I personally would prefer to review the ancestor charts of NEHGS
patrons without unconfirmed data from the Internet or Ancestral
File. As you might imagine, I spend considerable time deleting false
lines and eliminating old mistakes. As a compromise, readers visiting
NEHGS or planning a consultation with me might delete only English
origins derived from the Internet, the Ancestral File, or any of the
weaker compendia listed early in this article. Mistakes in colonial
generations are often obvious from chronology, and are sometimes
corrected by the very genealogy from which the data was copied – or by
articles with which I am familiar or that I helped to edit.

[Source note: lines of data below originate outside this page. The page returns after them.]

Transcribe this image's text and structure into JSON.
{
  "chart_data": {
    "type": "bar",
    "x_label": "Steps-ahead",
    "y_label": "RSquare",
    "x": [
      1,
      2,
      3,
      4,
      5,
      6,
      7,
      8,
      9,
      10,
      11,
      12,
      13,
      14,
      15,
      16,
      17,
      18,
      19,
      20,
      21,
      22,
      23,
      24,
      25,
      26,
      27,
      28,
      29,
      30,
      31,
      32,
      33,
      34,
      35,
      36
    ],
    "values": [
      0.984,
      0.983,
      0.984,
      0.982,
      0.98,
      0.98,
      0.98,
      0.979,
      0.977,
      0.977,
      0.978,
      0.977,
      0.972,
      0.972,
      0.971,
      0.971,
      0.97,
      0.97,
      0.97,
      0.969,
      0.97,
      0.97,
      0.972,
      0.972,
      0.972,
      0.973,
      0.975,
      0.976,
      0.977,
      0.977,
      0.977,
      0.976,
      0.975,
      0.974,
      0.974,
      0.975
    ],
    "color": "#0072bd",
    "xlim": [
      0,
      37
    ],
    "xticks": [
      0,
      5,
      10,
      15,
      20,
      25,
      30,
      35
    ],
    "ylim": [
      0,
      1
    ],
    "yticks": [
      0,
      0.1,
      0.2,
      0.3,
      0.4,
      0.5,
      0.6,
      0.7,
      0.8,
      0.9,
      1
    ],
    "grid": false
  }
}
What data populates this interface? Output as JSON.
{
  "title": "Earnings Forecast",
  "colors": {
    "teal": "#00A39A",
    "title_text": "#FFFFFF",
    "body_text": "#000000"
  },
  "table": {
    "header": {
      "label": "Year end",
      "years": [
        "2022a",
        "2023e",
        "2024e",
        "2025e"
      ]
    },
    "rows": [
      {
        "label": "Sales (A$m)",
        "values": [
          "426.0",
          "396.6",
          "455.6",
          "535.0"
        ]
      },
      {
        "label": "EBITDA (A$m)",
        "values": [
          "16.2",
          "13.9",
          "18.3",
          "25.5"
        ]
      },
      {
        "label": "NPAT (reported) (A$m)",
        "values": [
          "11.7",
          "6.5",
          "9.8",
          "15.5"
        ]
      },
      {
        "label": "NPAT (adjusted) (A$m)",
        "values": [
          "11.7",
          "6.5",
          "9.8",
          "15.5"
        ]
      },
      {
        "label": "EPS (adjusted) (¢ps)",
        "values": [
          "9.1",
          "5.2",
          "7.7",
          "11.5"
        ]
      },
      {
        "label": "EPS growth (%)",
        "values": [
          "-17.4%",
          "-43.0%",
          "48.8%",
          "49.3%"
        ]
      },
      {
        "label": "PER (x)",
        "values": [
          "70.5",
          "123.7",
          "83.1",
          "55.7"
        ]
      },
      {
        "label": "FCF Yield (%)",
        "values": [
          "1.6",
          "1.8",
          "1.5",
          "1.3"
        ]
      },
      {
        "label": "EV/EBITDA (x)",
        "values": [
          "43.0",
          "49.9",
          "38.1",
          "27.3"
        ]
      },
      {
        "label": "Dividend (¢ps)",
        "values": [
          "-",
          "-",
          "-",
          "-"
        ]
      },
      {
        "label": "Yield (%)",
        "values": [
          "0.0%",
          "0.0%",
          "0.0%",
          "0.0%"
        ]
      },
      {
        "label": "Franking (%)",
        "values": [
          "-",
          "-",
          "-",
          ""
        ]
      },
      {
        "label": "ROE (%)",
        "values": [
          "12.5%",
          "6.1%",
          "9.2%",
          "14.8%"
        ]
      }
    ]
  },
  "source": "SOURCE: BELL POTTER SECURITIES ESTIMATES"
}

I look forward, regardless, to examining the ancestor charts of
members and visitors, and I hope everyone who uses the Internet
continues to share information with each other. Many “lost pioneers” and
nineteenth-century immigrants have a sibling or cousin who is in the
ancestry of another genealogist. The Internet is much speedier, and
potentially more comprehensive, than any past query column or other
medium of exchange. Information from the last 200 years can also be
corrupted, of course, but overall, given the care with which almost
everyone traces their immediate forebears, it is often more reliable
than colonial or pre-American data. The Internet is also, of course, a
splendid tool for updating your branch of a particular genealogy. An
electronic medium should never replace library and primary research, and
it may well expose beginning genealogists to many old mistakes. But use
the Internet, gather information from cousins online, and then begin
your real research with at least hints, if not resolutions, about
ancestors who might previously have remained “dead ends.”